Notes: The second floor deck is often an unavoidable thermal bridge in structural panel construction, we would be happy to provide psi values for Passive House modeling so designers can check to see if it will make a significant difference. If the design is close enough to the limits this small thermal bridge is a problem designers should consider having and interior frame to hold up the floor decks. Construction order becomes much more complicated with a separate structural system for floor decks, but it does eliminate the thermal bridge. Balloon Framing the 2nd floor deck is possible, but it has a very limited capacity and requires a lot of screws, you can not just nail the ledger to the inside skin of the panel.

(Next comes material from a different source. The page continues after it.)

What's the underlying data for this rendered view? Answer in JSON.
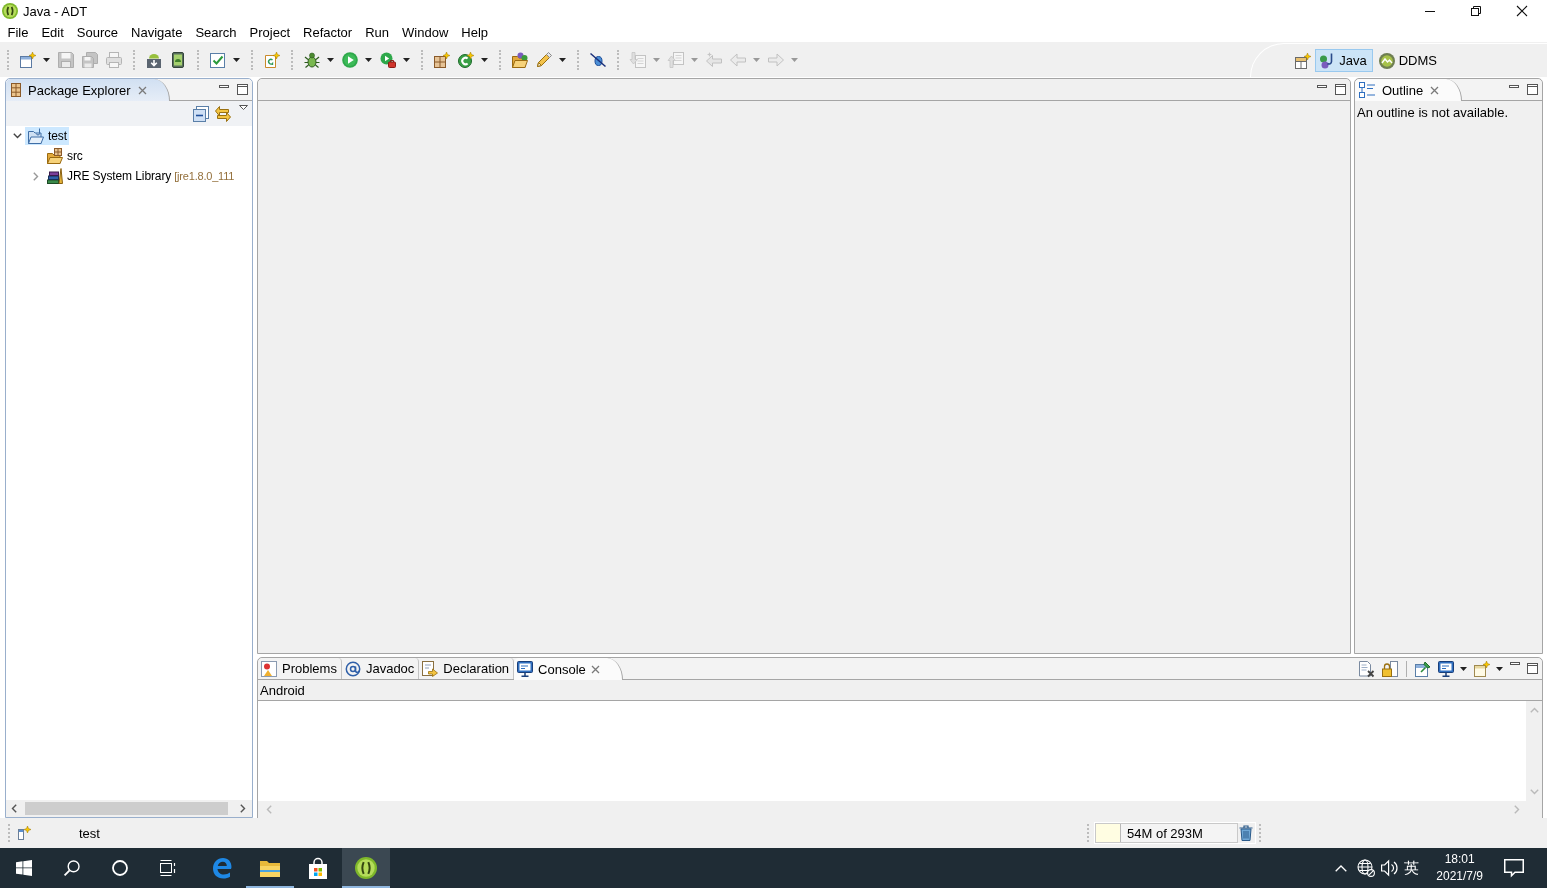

Notes: Foundation connections are a key part of the structural system, therefore some thermal bridging is inevitable. The connections below are all reasonable options, but we prefer systems with the panels fully supported not cantilevered out over exterior foam. The SIP panel floor system can be very effective for a pillar based foundation system, but the key to its durability is having lots of space for air flow below the panels.
#1 Floating Slab
#2 Floating Slab With Cantilever
#3 Frost wall with Nailbase
#4 Frost wall with Thickened Slab
#5 Basement with Interior Wall
#6 ICF wall
#7 Tapered ICF
#8 Basement with Deck
#9 Basement with Deck
#10 Rimpanel Detail
#11 Rimpanel Detail
#12 Cantilevered Deck
#13 Cantilevered Deck
#34 Panel Floor
Building Eaves & Rakes
Notes: Large eave overhangs are an important aspect of Passive House building. SIP panels can create very large overhangs. Overhang length is most commonly limited by backspan, in general a 2:1 ratio of back span to overhang is required. This means that if the panels are running ridge to eave the rake overhang can be no more than 32″ (1/3rd of an 8′ wide panel), while the eave overhang is only limited by the length of its panel and the inherent span (e.g. 45psf snow load, 12.25″ panel, max span 12′, largest potential overhang is 6′ and the panel must have 12′ of backspan). Foard Panel is aware that most designers prefer not to have massively thick overhangs, we have two options for dealing with that. One is to cut the panel at the edge of the building and ladder frame an overhang on. These overhangs are often limited by the uplift and the amount of fasteners one can get into the panel edge blocking. The other is our custom pentalam panels. Pentalam panels are expensive and they still require the same backspan as normal panels, but they can give you significantly thinner overhangs.
Ridges & Valleys
Notes: A non-structural ridge or valley is generally the better option: easier to air seal, no thermal bridging, and more durable.
Hybrid Panel & Truss Roofs
Notes: Trusses can be an ideal roof system for long spans and large open plans. The trusses can be the roof insulation system or they can have panels on top to be the thermal and air barrier. We have used both Energy heel trusses and a variant of the energy heel, called a dropped heel truss.